The murderer continues to taunt the police, making ominous phone calls in a duck voice as his nude bodies pile up. Fred, a fairly terrible cop, inches toward answers which naturally arrive in a flashback-heavy manic conclusion.



It should come as no surprise that The New York Ripper was dubbed a video nasty: we're not 10 minutes in when we have a closeup of a female nipple being carved up. Those with an aversion to visceral violence against women will probably want to skip past this title on Shudder.



And yet, I say, as I think of how The New York Ripper compares to, say, the better-made, but (to me) less female-friendly Tenebre: there is some kind of method to the madness. While the reveal (which I won't spoil) doesn't quite click everything into place at the same level as Don't Torture a Duckling, it does hold the rest of the story up in a way that just doesn't always happen in giallo. 



All that plus an echoing saxophone-infused score, super aggressive camera zooms, and surprise doll room. 

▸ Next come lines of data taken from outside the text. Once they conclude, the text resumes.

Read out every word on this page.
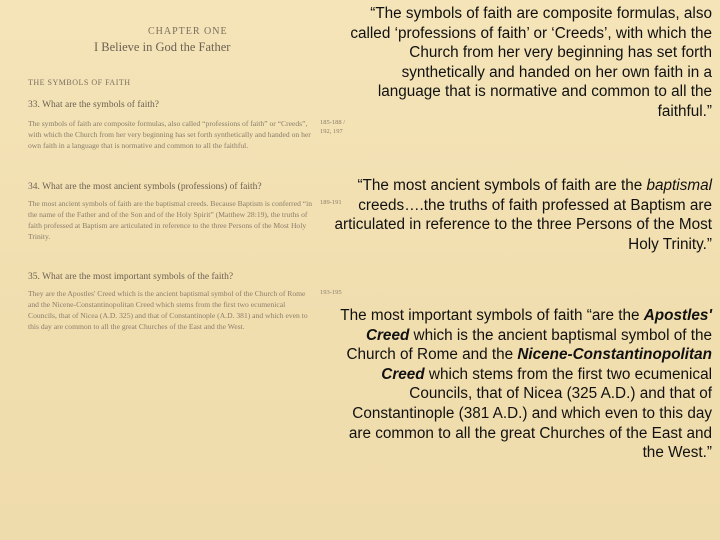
CHAPTER ONE
I Believe in God the Father
THE SYMBOLS OF FAITH
33. What are the symbols of faith?
The symbols of faith are composite formulas, also called “professions of faith” or “Creeds”, with which the Church from her very beginning has set forth synthetically and handed on her own faith in a language that is normative and common to all the faithful.
185-188 / 192, 197
34. What are the most ancient symbols (professions) of faith?
The most ancient symbols of faith are the baptismal creeds. Because Baptism is conferred “in the name of the Father and of the Son and of the Holy Spirit” (Matthew 28:19), the truths of faith professed at Baptism are articulated in reference to the three Persons of the Most Holy Trinity.
189-191
35. What are the most important symbols of the faith?
They are the Apostles' Creed which is the ancient baptismal symbol of the Church of Rome and the Nicene-Constantinopolitan Creed which stems from the first two ecumenical Councils, that of Nicea (A.D. 325) and that of Constantinople (A.D. 381) and which even to this day are common to all the great Churches of the East and the West.
193-195

“The symbols of faith are composite formulas, also called ‘professions of faith’ or ‘Creeds’, with which the Church from her very beginning has set forth synthetically and handed on her own faith in a language that is normative and common to all the faithful.”

“The most ancient symbols of faith are the baptismal creeds….the truths of faith professed at Baptism are articulated in reference to the three Persons of the Most Holy Trinity.”

The most important symbols of faith “are the Apostles' Creed which is the ancient baptismal symbol of the Church of Rome and the Nicene-Constantinopolitan Creed which stems from the first two ecumenical Councils, that of Nicea (325 A.D.) and that of Constantinople (381 A.D.) and which even to this day are common to all the great Churches of the East and the West.”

I think I liked this movie.

High Points
I don't know that Fulci ever intended to be a sex-positive presence in genre cinema, but like Don't Torture a Duckling, The New York Ripper ends up revealing certain aspects of our attitudes towards female sexuality



Low Points
The New York Ripper is a movie floating in a sea of sleaze, and yet, AND YET, it DARES to give us TWO scenes of a crusty coroner sweating over a brutally maimed body while NOT eating a gooey sandwich. A roll of Lifesavers? Mr. Fulci, I have EXPECTATIONS


Lessons Learned
A nosy landlady is a lazy detective's best friend



Yes, watching women's body parts sliced up by a dirty knife can be upsetting, but nothing, NOTHING is more disturbing or nightmare-inducing than seeing a stranger stick his dive bar-floor toes into a woman's vagina 



If you want your coffee made, get a wife, not a prostitute 



Rent/Bury/Buy
The New York Ripper is far from the apex of this era of genre cinema, but it's a fairly fascinating artifact that probably ages differently every decade. At this particular moment in time, I could find a lot to appreciate (I'd say "enjoy," but considering this movie involves a dirty bar toe bang, I'm not sure what that would say about me). It's on Shudder, and worth your eyes so long as you're aware of what you're dipping your gross toes into.